Thanks for this bleeding edge content!

But please have your LLM post writer be less verbose and repetitive. This is like the stock output from any LLM, where it describes in detail and then summarizes back and forth over multiple useless sections. Please consider a smarter prompt and post-editing…

I agree whole-heartedly. Two thirds of the article read like slop.
Since the text is obviously LLM output, how much prompting and editing went into this post? Did you have to correct anything that you put into it that it then got wrong or added incorrect output to?
Definitely reeks of someone who doesn't know what makes a readable blogpost and hoped the LLM did.

I was not familiar with the hardware, so I was disappointed there wasn't a picture of the device. Tried to skim the article and it's a mess. Inconsistent formatting and emoji without a single graph to visualize benchmarks.
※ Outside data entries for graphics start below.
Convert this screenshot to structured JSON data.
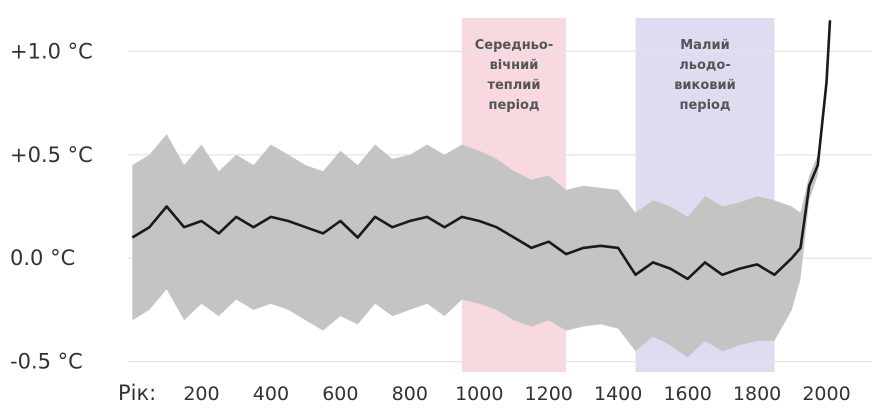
{
  "chart_data": {
    "type": "line",
    "xlabel": "Рік:",
    "ylabel": "",
    "xlim": [
      0,
      2010
    ],
    "ylim": [
      -0.55,
      1.2
    ],
    "x_ticks": [
      200,
      400,
      600,
      800,
      1000,
      1200,
      1400,
      1600,
      1800,
      2000
    ],
    "x_tick_labels": [
      "200",
      "400",
      "600",
      "800",
      "1000",
      "1200",
      "1400",
      "1600",
      "1800",
      "2000"
    ],
    "y_ticks": [
      1.0,
      0.5,
      0.0,
      -0.5
    ],
    "y_tick_labels": [
      "+1.0 °C",
      "+0.5 °C",
      "0.0 °C",
      "-0.5 °C"
    ],
    "grid": "horizontal",
    "legend": "none",
    "colors": {
      "mean_line": "#1a1a1a",
      "uncertainty_band": "#c4c4c4",
      "warm_period": "#f7d9df",
      "ice_age": "#dedcf0"
    },
    "periods": [
      {
        "label_lines": [
          "Середньо-",
          "вічний",
          "теплий",
          "період"
        ],
        "start": 950,
        "end": 1250,
        "color": "#f7d9df"
      },
      {
        "label_lines": [
          "Малий",
          "льодо-",
          "виковий",
          "період"
        ],
        "start": 1450,
        "end": 1850,
        "color": "#dedcf0"
      }
    ],
    "series": [
      {
        "x": [
          1,
          50,
          100,
          150,
          200,
          250,
          300,
          350,
          400,
          450,
          500,
          550,
          600,
          650,
          700,
          750,
          800,
          850,
          900,
          950,
          1000,
          1050,
          1100,
          1150,
          1200,
          1250,
          1300,
          1350,
          1400,
          1450,
          1500,
          1550,
          1600,
          1650,
          1700,
          1750,
          1800,
          1850,
          1900,
          1925,
          1950,
          1975,
          2000,
          2010
        ],
        "values": [
          0.1,
          0.15,
          0.25,
          0.15,
          0.18,
          0.12,
          0.2,
          0.15,
          0.2,
          0.18,
          0.15,
          0.12,
          0.18,
          0.1,
          0.2,
          0.15,
          0.18,
          0.2,
          0.15,
          0.2,
          0.18,
          0.15,
          0.1,
          0.05,
          0.08,
          0.02,
          0.05,
          0.06,
          0.05,
          -0.08,
          -0.02,
          -0.05,
          -0.1,
          -0.02,
          -0.08,
          -0.05,
          -0.03,
          -0.08,
          0.0,
          0.05,
          0.35,
          0.45,
          0.85,
          1.15
        ],
        "band_upper": [
          0.45,
          0.5,
          0.6,
          0.45,
          0.55,
          0.42,
          0.5,
          0.45,
          0.55,
          0.5,
          0.45,
          0.42,
          0.52,
          0.45,
          0.55,
          0.48,
          0.5,
          0.55,
          0.5,
          0.55,
          0.52,
          0.48,
          0.42,
          0.38,
          0.4,
          0.33,
          0.35,
          0.34,
          0.33,
          0.22,
          0.28,
          0.25,
          0.2,
          0.3,
          0.25,
          0.27,
          0.3,
          0.28,
          0.25,
          0.22,
          0.4,
          0.5,
          0.88,
          1.18
        ],
        "band_lower": [
          -0.3,
          -0.25,
          -0.15,
          -0.3,
          -0.22,
          -0.28,
          -0.2,
          -0.25,
          -0.22,
          -0.25,
          -0.3,
          -0.35,
          -0.28,
          -0.32,
          -0.22,
          -0.28,
          -0.25,
          -0.22,
          -0.28,
          -0.2,
          -0.22,
          -0.25,
          -0.3,
          -0.33,
          -0.3,
          -0.35,
          -0.33,
          -0.32,
          -0.34,
          -0.45,
          -0.38,
          -0.42,
          -0.48,
          -0.4,
          -0.45,
          -0.42,
          -0.4,
          -0.4,
          -0.25,
          -0.1,
          0.28,
          0.4,
          0.82,
          1.12
        ]
      }
    ]
  }
}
I read the whole thing now and it's filled with slop. I don't really care about the emojis and the marketing voice too much. I do care that it's impossible to tell what the author cared about what they didn't, or if any of it is made up or extrapolated.

I bet the input to the LLM would have been more interesting.

> Training Performance is Real (When It Works)

It looks like it worked? Why's it say this?

> Verdict: Inference speed scales proportionally with model size.

Author only tried one model size and it's faster than NVIDIA's reported speed at a larger model. Not really a "Verdict".

> Verdict: 4-bit quantization is production-viable.

That's not really something you can conclude from messing around with it and saying you like the outputs.

> GPU Inference is Fundamentally Broken

Probably not? It probably just doesn't work in llama.cpp right now? Takes a while reading this to work out they tried ollama and then later llama.cpp, which I'd guess is basically testing llama.cpp twice. Actually I don't even believe that, I'm sure author ran into errors that might be a pain to figure out, but there's no evidence it's worse than that.

But then it says this is the "root cause":

    ARM64 + Blackwell + CUDA 13.0 = Bleeding Edge
    ↓
    Limited production testing
    ↓
    Edge cases in numerical precision (inference)
    ↓
    Memory management issues (training)
Am I to believe GPU inference is really fundamentally broken? I'm not seeing the case made here, just claims. At this point the LLM seems to have gotten confused about whether it's talking about the memory fragmentation issue or the GPU inference issue. But it's hard to believe anything from this point on in the post.